Branch coverage calculates the percentage of all possible conditional branches that have been tested by your code. It is also a popular metric today - IntelliJ IDEA, JaCoCo and Coverage dot py can all measure branch coverage in addition to line coverage. Branch coverage partially takes care of one of the problems mentioned with line coverage - it gives a stronger (although still not complete) guarantee that you’ve found all present bugs. But the main problem still remains: branch coverage is just as indiscriminate toward the code as line coverage.
If we want a deeper metric, we have to start from a completely different place: not the code but user needs. Software is written based on requirements or user stories. These can be specified in e. g. Jira and tracked in TestRail. And we can calculate the percentage that is covered by tests. We’ve already written about a case of using requirement coverage as a quality gate. With requirement coverage, gathering data is somewhat trickier than with code coverage, but once you’ve hit your mark you’ve got much more certainty that your tests provide value. More importantly, it pushes you toward testing things that make your code useful, not just lines of code.
This is a somewhat higher-level version of requirement coverage (since features can combine several requirements). You can view feature coverage in Allure TestOps. In dashboards, there is an excellent widget called Tree Map:
It is an excellent visualization of different types of coverage, including feature coverage. It doesn’t just show you what is covered and what isn’t; it gives you a representation of how your tests are spread among epics, features, stories, or suites. It differentiates between automated tests and manual tests. Also, each of the rectangles is interactive - if, for instance, you’re on “epic” level, you can click on one rectangle to drill down to the features inside that epic:
Here, you've got an excellent representation of how your testing efforts are distributed. This approach solves precisely the problem we’ve talked about before: you can prioritize areas of your product that are the most critical for the user.

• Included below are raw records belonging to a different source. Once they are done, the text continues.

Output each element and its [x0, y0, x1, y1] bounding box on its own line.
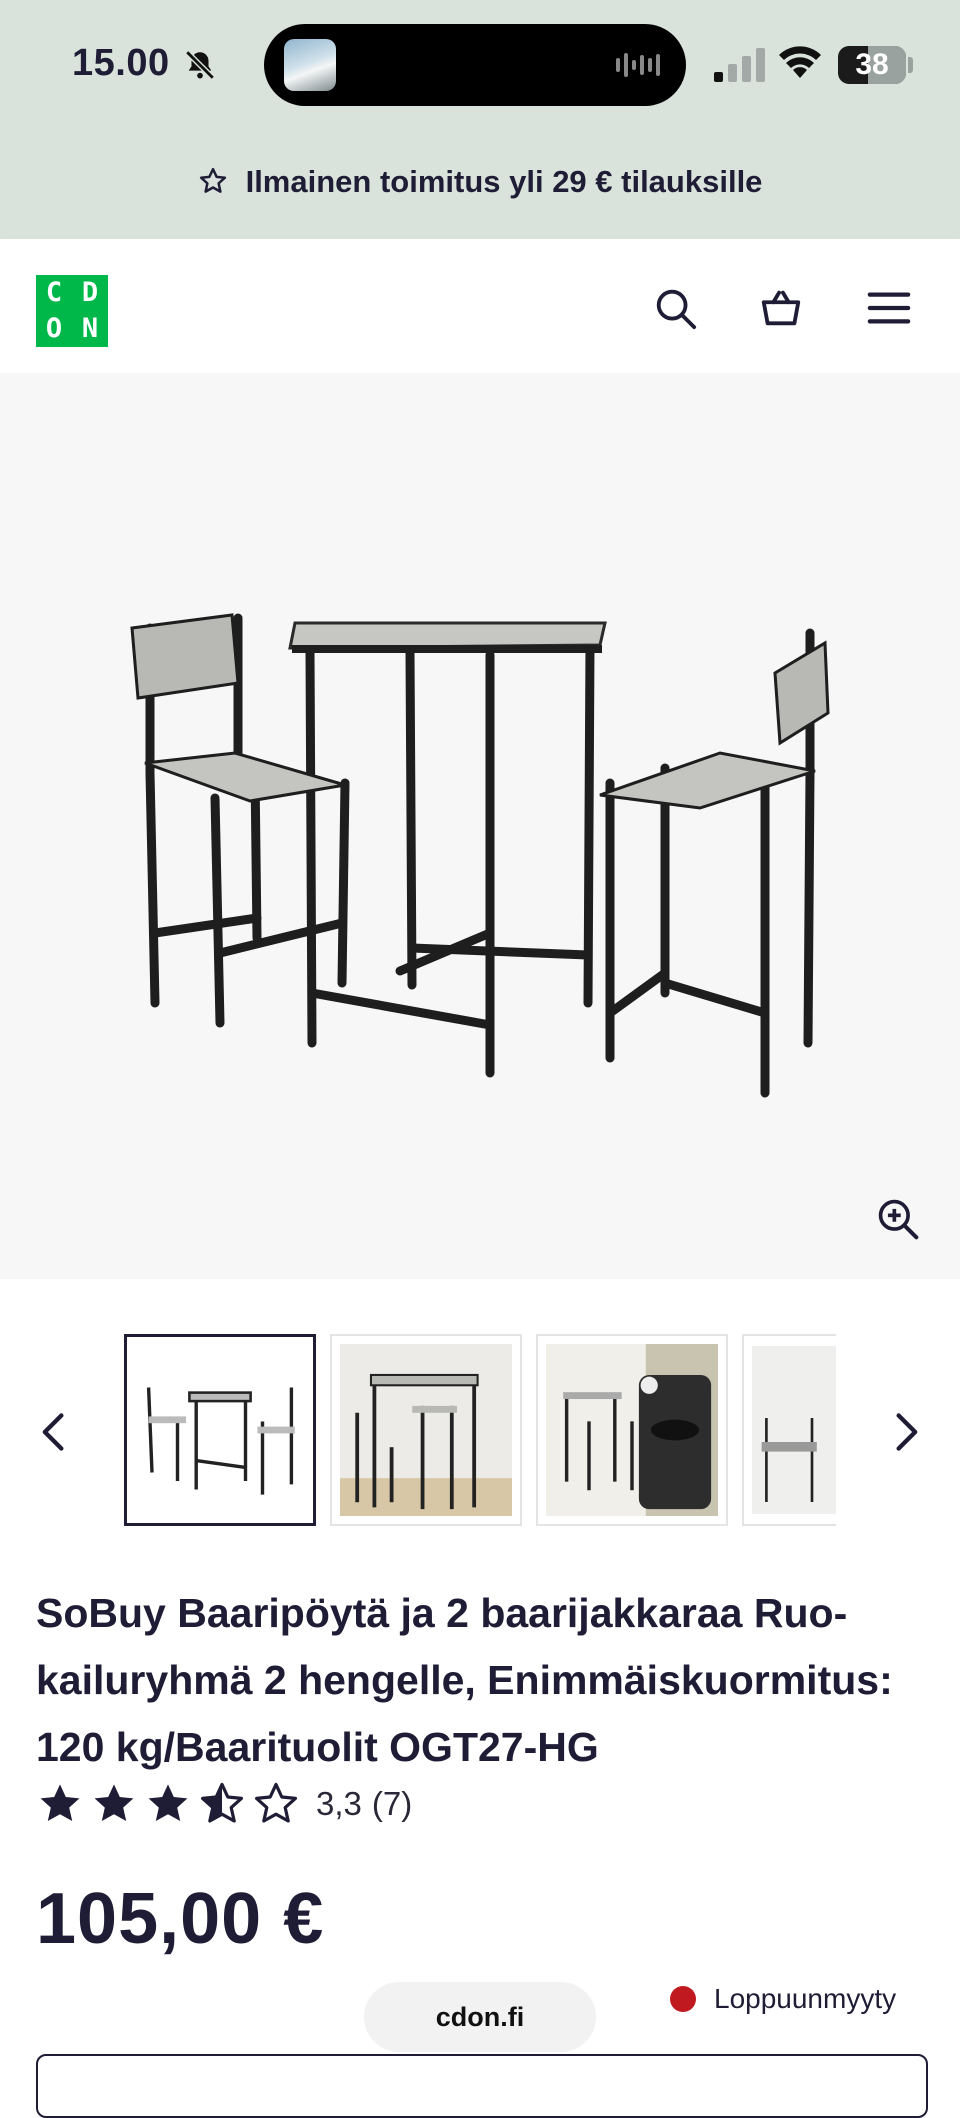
now-playing-artwork — [284, 39, 336, 91]
basket-icon[interactable] — [758, 285, 804, 331]
chevron-right-icon[interactable] — [886, 1410, 926, 1454]
stock-status-text: Loppuunmyyty — [714, 1983, 897, 2014]
thumbnail-1[interactable] — [124, 1334, 316, 1526]
product-gallery[interactable] — [0, 373, 960, 1279]
site-header: CD ON — [0, 239, 960, 373]
star-empty-icon — [255, 1782, 297, 1823]
star-full-icon — [94, 1784, 134, 1821]
star-half-icon — [201, 1782, 243, 1823]
thumbnail-image — [340, 1344, 512, 1516]
action-box[interactable] — [36, 2054, 928, 2118]
battery-indicator: 38 — [838, 46, 906, 84]
dynamic-island[interactable] — [264, 24, 686, 106]
star-full-icon — [40, 1784, 80, 1821]
browser-url-bar[interactable]: cdon.fi — [364, 1982, 596, 2052]
product-image[interactable] — [120, 603, 840, 1123]
thumbnail-image — [752, 1346, 836, 1514]
zoom-in-icon[interactable] — [876, 1197, 920, 1241]
product-title: SoBuy Baaripöytä ja 2 baarijakkaraa Ruo­… — [36, 1590, 893, 1770]
thumbnail-image — [546, 1344, 718, 1516]
rating-count: (7) — [371, 1785, 413, 1822]
thumbnail-2[interactable] — [330, 1334, 522, 1526]
free-shipping-banner: Ilmainen toimitus yli 29 € tilauksille — [0, 164, 960, 200]
thumbnail-4[interactable] — [742, 1334, 836, 1526]
cellular-signal-icon — [714, 48, 765, 82]
rating-value: 3,3 — [316, 1785, 362, 1822]
wifi-icon — [779, 46, 821, 78]
status-dot — [670, 1986, 696, 2012]
search-icon[interactable] — [652, 285, 698, 331]
chevron-left-icon[interactable] — [34, 1410, 74, 1454]
menu-icon[interactable] — [866, 285, 912, 331]
thumbnail-image — [146, 1387, 295, 1495]
product-price: 105,00 € — [36, 1879, 325, 1959]
audio-wave-icon — [616, 53, 660, 77]
stock-status: Loppuunmyyty — [670, 1983, 896, 2015]
thumbnail-3[interactable] — [536, 1334, 728, 1526]
promo-text: Ilmainen toimitus yli 29 € tilauksille — [245, 164, 763, 199]
product-rating[interactable]: 3,3 (7) — [36, 1780, 412, 1828]
star-full-icon — [148, 1784, 188, 1821]
thumbnail-carousel — [0, 1334, 960, 1530]
status-time: 15.00 — [72, 42, 170, 84]
star-outline-icon — [199, 167, 226, 193]
bell-muted-icon — [185, 50, 215, 80]
cdon-logo[interactable]: CD ON — [36, 275, 108, 347]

Not all requirements are equal, and time and hardware are always constrained. Some people advise to take a step further: assign risks to each of your requirements or features and then calculate risk coverage. This will tell you how much you are testing things that affect users the most.
For a startup, this might be overcomplicating things. But once you’ve grown large enough and your product has accumulated enough features, risks are really the only thing you care about. On enterprise level, the stakes are much higher, and there are some features whose failure is disastrous. Other ones are secondary and might be used by just a few customers. Calculating and assigning risks adds another level of complexity for the metric, but at a certain stage, it might be worth it.
Our main problem with code coverage is that it doesn’t tell you where to prioritize your testing effort. It just tells you to test everything, once. We don’t believe that testing is it’s own reward; we root for an approach where the goal of QA is to maximize value that we provide to users by testing. Requirement coverage, feature coverage and risk coverage help us do precisely that.